Je parcours les océans depuis 33 ans. J’ai grandi au Canada, dans la région des Grands Lacs, qui forme une sorte de mer intérieure d’eau douce. Dans l’imaginaire des enfants de mon village, l’océan était une étendue lointaine et infinie, peuplée de créatures fascinantes qu’on ne pouvait voir que dans les livres ou dans les films du commandant Cousteau. Pour nous, l’océan était si immense et majestueux qu’il était indestructible. Il était impossible que les activités humaines puissent gripper cette formidable machine de vie.
Par la suite, je suis devenu marin. Loin des Grands lacs, j’ai navigué sur tous les océans de la Terre. Sans prévenir, ces espaces immenses et lointains sont devenus ma maison. Mes poumons se sont habitués à l’air du large et mes yeux à l’infinité de l’horizon. Puis, comme lors d’un premier chagrin d’amour, j’ai eu le cœur brisé.
J’ai vu des navires usines se délester de leurs déchets en pleine mer, des chalutiers raser les fonds marins, des flottes de pêche piller la vie des océans. J’ai entendu le bruit assourdissant des tests sismiques recouvrir celui des vagues, pour servir les profits de l’industrie pétrolière. J’ai vu que la cupidité pouvait être plus abrasive que le sel de la mer. Les océans de mes rêves d’autrefois tournaient au cauchemar, et les documentaires de Cousteau au film d’horreur.
C’est pourquoi j’ai consacré ma vie à la protection des océans, si immenses et en définitive si fragiles, risquant même de passer plusieurs années dans les prisons russes après avoir protesté contre les forages pétroliers en Arctique.
Malgré tout, l’espoir a toujours navigué à mes côtés. Nous pouvons encore agir pour inverser la tendance et permettre aux océans de se remettre de décennies de surexploitation, de pollution et de destruction. Pour cela, il faut que d’importantes mesures de protection soient mises en place, et notamment un réseau étendu d’aires et de réserves marines qui englobe à la fois les zones maritimes nationales et internationales.
Nous devons faire preuve d’une bonne dose de courage et de volonté politique, et cesser de considérer les océans comme notre poubelle. Notre survie dépend de leur santé. Ce qui se passe à des kilomètres au large nous affecte directement. Plus vite nous prendrons conscience de cette interconnexion, plus vite nous agirons pour protéger les océans et notre avenir.
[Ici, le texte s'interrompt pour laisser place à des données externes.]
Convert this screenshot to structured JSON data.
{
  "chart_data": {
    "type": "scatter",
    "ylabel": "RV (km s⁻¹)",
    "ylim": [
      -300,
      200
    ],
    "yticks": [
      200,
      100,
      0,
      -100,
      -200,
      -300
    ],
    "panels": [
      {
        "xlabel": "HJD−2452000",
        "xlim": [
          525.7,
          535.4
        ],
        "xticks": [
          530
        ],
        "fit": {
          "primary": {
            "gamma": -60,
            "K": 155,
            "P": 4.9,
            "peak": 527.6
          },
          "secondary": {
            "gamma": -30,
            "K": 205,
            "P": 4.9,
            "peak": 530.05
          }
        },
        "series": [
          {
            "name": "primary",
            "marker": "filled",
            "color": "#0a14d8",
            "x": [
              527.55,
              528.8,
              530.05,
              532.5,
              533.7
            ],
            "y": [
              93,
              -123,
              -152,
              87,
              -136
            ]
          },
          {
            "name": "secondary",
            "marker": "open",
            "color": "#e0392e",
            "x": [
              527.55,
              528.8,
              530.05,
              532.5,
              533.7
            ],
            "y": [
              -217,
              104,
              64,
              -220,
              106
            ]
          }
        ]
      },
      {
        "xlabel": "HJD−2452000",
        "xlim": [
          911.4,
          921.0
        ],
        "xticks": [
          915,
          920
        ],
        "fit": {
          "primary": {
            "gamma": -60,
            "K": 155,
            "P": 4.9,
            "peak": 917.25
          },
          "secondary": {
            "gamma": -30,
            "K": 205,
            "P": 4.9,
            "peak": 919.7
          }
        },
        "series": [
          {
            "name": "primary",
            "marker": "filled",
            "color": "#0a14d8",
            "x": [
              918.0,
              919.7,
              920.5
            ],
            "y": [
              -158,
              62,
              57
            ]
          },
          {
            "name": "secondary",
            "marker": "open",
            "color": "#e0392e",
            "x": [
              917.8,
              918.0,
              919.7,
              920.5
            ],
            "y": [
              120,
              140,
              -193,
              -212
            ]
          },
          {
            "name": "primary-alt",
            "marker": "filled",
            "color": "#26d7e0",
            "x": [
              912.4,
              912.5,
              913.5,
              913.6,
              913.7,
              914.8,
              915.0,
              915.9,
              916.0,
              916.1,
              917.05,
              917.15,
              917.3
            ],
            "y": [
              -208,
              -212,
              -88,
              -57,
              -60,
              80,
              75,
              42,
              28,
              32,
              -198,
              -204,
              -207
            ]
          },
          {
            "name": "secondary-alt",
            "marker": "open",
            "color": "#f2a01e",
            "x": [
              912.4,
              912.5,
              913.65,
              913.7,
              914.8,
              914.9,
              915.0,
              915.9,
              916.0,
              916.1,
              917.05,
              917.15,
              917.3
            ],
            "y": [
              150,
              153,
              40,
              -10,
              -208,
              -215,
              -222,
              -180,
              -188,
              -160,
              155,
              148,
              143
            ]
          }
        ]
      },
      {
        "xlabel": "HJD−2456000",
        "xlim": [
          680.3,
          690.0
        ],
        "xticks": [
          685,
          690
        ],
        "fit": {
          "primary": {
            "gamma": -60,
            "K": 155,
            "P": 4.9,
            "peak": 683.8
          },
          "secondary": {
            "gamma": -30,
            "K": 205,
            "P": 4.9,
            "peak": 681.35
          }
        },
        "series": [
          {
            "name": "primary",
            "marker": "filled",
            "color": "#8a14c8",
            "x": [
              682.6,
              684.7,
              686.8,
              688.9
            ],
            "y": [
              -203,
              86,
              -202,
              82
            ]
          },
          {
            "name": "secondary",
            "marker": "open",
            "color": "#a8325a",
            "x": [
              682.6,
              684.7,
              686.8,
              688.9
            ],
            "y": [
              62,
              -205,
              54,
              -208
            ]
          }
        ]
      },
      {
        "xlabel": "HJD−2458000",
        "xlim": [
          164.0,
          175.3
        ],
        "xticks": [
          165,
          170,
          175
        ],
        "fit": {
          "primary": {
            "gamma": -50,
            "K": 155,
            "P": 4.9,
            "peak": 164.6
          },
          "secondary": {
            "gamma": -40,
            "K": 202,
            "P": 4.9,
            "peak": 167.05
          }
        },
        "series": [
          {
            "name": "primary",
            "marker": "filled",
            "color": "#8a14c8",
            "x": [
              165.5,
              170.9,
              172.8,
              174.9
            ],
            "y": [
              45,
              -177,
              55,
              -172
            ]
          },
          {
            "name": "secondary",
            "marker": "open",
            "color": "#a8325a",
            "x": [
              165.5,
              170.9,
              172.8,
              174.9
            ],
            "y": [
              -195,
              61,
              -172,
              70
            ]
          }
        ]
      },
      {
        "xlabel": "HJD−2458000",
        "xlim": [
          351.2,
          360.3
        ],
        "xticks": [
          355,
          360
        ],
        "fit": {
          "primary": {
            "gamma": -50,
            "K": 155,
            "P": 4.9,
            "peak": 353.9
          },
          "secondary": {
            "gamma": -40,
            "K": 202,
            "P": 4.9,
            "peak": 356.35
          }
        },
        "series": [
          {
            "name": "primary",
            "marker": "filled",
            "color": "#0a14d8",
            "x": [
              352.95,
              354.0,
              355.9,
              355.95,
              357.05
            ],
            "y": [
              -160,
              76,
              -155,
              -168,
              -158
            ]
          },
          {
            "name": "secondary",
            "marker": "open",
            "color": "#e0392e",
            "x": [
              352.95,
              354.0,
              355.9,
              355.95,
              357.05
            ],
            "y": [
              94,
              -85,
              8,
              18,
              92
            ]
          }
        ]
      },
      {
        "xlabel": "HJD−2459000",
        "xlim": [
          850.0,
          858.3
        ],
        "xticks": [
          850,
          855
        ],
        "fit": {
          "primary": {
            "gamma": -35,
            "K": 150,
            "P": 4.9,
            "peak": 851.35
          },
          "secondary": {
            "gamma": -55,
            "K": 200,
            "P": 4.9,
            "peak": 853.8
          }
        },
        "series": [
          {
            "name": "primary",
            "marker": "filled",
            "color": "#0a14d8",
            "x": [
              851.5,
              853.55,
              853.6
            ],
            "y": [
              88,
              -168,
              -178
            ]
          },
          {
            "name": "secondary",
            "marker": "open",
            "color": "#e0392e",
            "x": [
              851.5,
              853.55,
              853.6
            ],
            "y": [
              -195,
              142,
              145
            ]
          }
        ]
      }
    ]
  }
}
Les dirigeants du monde entier sont réunis ces jours-ci à New York, sous l’égide des Nations unies, pour parler du sort réservé à nos océans. Espérons qu’ils nous entendront et saisiront cette occasion pour adopter, enfin, les mesures de protection qui s’imposent.
L’Esperanza sillonne actuellement le littoral espagnol pour dénoncer la destruction des côtes et attirer l’attention des Nations unies sur la mauvaise santé des océans.